Hari Nef's short black hair is styled into a wispy, hipster mullet. The 22-year-old cover girl is long, lanky, and downright hipless.
When she's not seductively smiling at the camera, she stares off somewhere, anywhere, with piercing, dark-brown eyes.
It is not the look of a glamorous model, but Nef's milky skin and faraway gaze create a persona that photographs earthy and quietly modern.
"I know I don't have the look that most transwomen have," Nef said recently during a telephone interview from Los Angeles, "that very 'Kardashian' look that's very extreme. Transwomen who have been accepted into the fold of media look much more feminine. They are much further along in their transition."
Nef's leave-the-diva-at-home appeal is the very reason the Philadelphia-born model and actress was chosen in May as the first transgender woman to sign with IMG Models.
In the world of fashion, this is huge. IMG is arguably the world's most influential agency of its kind, producing New York Fashion Week, as well as the fashion weeks in Miami, Milan, and Tokyo.
Since inking the deal, Nef has become the first transgender model to be profiled on Vogue.com. And some weeks later, she landed a role in the Amazon Studios original series Transparent. The second season will begin running in December, but director Jill Soloway is tight-lipped about Nef's role in the story of a family who learns their father is transgender.
That the mainstream is ready for a transgender model is a testament to many years of micro-steps in the fashion industry.
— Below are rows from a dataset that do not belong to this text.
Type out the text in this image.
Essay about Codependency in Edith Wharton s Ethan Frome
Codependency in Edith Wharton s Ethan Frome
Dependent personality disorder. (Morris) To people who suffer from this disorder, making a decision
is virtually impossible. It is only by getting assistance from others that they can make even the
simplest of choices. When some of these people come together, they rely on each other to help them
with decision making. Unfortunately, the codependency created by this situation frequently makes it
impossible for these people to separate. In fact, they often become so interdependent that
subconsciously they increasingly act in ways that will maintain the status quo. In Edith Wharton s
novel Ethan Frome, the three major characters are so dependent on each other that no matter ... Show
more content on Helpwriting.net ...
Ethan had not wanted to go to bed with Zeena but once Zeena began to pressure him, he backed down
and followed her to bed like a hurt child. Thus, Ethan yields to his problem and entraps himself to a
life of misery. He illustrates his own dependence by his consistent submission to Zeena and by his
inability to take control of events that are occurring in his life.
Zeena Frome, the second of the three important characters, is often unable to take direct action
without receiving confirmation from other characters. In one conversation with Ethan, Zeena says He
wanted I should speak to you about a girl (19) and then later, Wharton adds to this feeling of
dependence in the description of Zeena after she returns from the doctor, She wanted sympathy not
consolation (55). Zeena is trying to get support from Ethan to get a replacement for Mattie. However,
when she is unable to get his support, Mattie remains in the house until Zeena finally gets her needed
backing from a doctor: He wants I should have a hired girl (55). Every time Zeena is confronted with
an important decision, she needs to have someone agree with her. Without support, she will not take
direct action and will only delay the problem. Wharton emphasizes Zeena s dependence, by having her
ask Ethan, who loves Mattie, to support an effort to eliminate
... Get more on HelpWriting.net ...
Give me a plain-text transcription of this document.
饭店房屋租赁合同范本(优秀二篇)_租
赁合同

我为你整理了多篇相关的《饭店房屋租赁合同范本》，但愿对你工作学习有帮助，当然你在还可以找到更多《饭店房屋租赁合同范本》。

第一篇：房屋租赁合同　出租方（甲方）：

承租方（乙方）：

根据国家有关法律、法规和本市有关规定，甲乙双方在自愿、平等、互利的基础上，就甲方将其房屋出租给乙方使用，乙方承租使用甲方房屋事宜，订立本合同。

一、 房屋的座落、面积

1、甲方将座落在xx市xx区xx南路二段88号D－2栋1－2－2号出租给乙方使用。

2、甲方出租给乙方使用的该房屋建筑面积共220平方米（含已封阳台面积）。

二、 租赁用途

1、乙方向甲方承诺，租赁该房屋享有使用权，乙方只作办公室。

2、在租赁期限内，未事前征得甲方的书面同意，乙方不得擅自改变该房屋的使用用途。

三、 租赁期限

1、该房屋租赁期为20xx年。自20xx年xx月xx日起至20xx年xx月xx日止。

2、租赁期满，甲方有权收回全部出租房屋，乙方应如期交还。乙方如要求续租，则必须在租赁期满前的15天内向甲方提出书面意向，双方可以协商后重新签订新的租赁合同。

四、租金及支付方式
Five years ago, we saw the earliest evidence that androgyny was going to be an important trend in menswear. With each successive season, more designers added tunics. Those tunics evolved into dresses.
Men started carrying manbags and wearing wedges. On the runway, these looks naturally lent themselves to androgynous models, male or female. Today's menswear era that embraces femininity is not even blinkworthy.
Influential fashion blogs have spent the better part of the year ranking the top transgender models to watch. (Nef made most of the lists, including Paper Mag and Fashion Gone Rogue.) Formerly androgynous male model Andrej Pejic is now transgender woman Andreja Pejic - with a contract as the face of celebrity cosmetics line Make Up For Ever.
And last month, the first transgender modeling agency to open in the United States, Apple Model Management, set up shop in Los Angeles.
As the runways become more inclusive, so does the larger pop culture world. The success of the Netflix drama Orange is the New Black has turned transgender actress Laverne Cox into a household name. Writer and speaker Janet Mock weighs in on issues of gender and sexual equality as much as she does race and poverty.
And whether you think Caitlyn Jenner deserves a 2015 ESPY Award, the 65-year-old transgender woman has brought new awareness to a subject that was taboo only 18 months ago.
Yet these high-profile women are not representative of most transgender people - especially those without the money to transform themselves with high-definition makeup and a personal trainer. Nef, a sex columnist for Adult Mag, considers herself a voice for the transwomen who don't have a stylist team.
"That is just not every girl's story," Nef said.
Nef doesn't have activist beginnings. In fact, she describes her early life as simple and privileged.
Born Harrison Jacob Neff in Old City - her father is the well-connected advertising executive David Neff - she spent her first five years in Philadelphia before moving with her mother to the Boston suburbs.
Nef said she felt most comfortable connecting with her feminine side rather than her masculine one. And as a teenager, Nef said, she identified as a gay man.
"Still, there were certain things where I aligned with women more," Nef said. "I was a lousy actor until I read for the women's parts in plays like [Macbeth] or Tatiana in A Midsummer Night's Dream."
First, she tried to live gender-neutrally, not as a boy or a girl. She began dressing as a woman during her first year at Columbia University, where she graduated last year with a degree in drama and theater arts.
"We encouraged her to do whatever made her happy," David Neff said. "I'm not going to say it's been easy, but I felt strongly that I love my kid. I loved my kid as a boy and I love my daughter."
Nef started taking female hormones in March 2014, about the time she was discovered by a photographer on Instagram.
That led to spreads in i-D magazine and Dazed & Confused, two underground glossies that fashion insiders read to stay current.
From there, she was asked to walk in the spring 2015 New York Fashion Week runway shows, including Hood by Air and Eckhaus Latta.
"My life is a process," Nef said. "It's one nuanced process, and I'm trying to live it the best way I can."